La malle arrière puait tellement que j’ai pas eut le courage de virer toutes
les merdes qui moisissaient dedans. J’ai juste sauvé le petit string rose d’un
magma de tomate banane. Pwoua, cette odeur ! Le truc rose puait carrément
et j’ai dût le laver une bonne dizaine de fois pour arrêter le massacre.

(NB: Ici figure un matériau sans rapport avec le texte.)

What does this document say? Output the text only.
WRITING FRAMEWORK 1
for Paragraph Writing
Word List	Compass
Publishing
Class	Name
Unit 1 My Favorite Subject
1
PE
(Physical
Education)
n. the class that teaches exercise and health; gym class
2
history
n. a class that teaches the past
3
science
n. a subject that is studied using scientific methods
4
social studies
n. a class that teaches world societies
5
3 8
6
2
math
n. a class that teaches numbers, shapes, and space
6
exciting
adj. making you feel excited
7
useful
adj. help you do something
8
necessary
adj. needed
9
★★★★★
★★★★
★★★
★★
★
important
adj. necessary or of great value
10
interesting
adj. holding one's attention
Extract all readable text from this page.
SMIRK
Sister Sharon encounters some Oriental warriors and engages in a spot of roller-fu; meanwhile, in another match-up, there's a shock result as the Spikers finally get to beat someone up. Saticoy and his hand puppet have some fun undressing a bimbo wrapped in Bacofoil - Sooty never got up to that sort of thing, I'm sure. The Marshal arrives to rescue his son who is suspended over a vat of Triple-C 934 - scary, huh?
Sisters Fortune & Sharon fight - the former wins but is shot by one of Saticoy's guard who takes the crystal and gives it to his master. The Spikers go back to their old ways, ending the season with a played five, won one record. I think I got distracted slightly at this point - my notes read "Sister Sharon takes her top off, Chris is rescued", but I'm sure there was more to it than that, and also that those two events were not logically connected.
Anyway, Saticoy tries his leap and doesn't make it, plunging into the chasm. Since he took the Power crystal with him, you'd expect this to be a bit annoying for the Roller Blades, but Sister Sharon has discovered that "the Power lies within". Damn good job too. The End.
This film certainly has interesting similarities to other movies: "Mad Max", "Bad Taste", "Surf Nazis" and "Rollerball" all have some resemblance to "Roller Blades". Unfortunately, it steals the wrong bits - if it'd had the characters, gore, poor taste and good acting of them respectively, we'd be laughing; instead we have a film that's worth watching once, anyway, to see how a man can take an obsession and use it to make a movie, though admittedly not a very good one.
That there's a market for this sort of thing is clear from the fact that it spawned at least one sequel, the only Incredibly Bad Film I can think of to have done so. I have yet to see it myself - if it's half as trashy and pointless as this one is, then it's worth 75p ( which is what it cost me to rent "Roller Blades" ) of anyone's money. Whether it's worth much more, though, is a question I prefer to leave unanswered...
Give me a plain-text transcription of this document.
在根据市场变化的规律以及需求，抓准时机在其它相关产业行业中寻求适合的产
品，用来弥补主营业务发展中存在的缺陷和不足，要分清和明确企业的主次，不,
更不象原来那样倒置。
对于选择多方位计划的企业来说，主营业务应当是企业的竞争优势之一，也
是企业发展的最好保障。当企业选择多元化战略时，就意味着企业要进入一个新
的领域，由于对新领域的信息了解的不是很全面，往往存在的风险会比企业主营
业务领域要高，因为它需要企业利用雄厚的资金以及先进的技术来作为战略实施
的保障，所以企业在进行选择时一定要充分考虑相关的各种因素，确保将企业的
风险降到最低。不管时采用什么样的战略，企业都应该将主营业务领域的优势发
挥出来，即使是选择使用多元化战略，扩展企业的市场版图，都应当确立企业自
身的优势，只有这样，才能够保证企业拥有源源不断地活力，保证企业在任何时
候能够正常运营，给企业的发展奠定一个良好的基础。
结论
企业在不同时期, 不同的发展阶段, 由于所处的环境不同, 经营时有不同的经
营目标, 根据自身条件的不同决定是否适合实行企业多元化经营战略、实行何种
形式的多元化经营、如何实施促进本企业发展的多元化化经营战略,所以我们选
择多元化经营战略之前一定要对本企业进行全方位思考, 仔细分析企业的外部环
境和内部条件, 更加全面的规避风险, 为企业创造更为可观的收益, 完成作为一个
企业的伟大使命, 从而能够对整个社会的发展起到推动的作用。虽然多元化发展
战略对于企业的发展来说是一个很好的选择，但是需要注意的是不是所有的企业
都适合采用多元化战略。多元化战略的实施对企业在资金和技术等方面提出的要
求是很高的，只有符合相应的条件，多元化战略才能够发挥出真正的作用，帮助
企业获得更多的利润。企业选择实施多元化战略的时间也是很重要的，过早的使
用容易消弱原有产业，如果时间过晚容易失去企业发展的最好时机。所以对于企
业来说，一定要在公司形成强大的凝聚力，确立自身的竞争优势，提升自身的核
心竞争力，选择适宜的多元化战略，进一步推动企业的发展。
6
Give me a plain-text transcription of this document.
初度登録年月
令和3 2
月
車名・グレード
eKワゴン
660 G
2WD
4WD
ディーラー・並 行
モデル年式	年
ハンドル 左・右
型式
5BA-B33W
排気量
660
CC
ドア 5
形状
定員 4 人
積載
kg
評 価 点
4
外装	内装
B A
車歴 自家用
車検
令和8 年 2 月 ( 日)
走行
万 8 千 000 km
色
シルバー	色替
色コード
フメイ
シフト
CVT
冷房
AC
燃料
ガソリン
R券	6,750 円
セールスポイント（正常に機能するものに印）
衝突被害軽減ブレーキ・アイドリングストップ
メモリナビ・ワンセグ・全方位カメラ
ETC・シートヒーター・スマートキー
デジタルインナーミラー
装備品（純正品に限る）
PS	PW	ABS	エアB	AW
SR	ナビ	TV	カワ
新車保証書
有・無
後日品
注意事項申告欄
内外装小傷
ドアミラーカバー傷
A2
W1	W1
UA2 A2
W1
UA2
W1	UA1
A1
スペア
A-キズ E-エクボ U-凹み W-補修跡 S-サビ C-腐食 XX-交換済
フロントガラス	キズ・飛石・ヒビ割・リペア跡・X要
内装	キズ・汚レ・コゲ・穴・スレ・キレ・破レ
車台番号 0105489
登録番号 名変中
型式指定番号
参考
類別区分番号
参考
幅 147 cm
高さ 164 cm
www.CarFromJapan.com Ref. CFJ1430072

Juliejuliejuliejuliejulie. Ca va
pas non ? Tu crois pas que t’es un peux bizarre comme nana ? Tu t’es
jamais posé cette question ? Non. Et bien tu devrais. Fait moi confiance,
t’es complètement à côté e pompes ! Putain Julie merde/tu vas finir chez
les barjos si tu continue comme ça/Tu délires à plein tube !
Tout
cela n’avait pas vraiment de sens. Ok je n’avais pas mangé grand chose mais je
ne m’étais pas non plus laissé mourir de faim. Après tout, j’avais juste oublié
les courses dans le coffre. Certaines personnes seraient aller consulter pour
moins que ça. Pour moi, c’était juste un oubli, voilà tout. Pas de quoi
s’affoler pour l’instant.
Jusqu’à ce que je retrouve les courses dans mon coffre, je n’avais pas
pensé au type du supermarché. Mais depuis, il ne sortait plus de ma tête. A ce
moment là, peut être que j’aurai dût me reprendre en main. Je devenais
obsessionnelle.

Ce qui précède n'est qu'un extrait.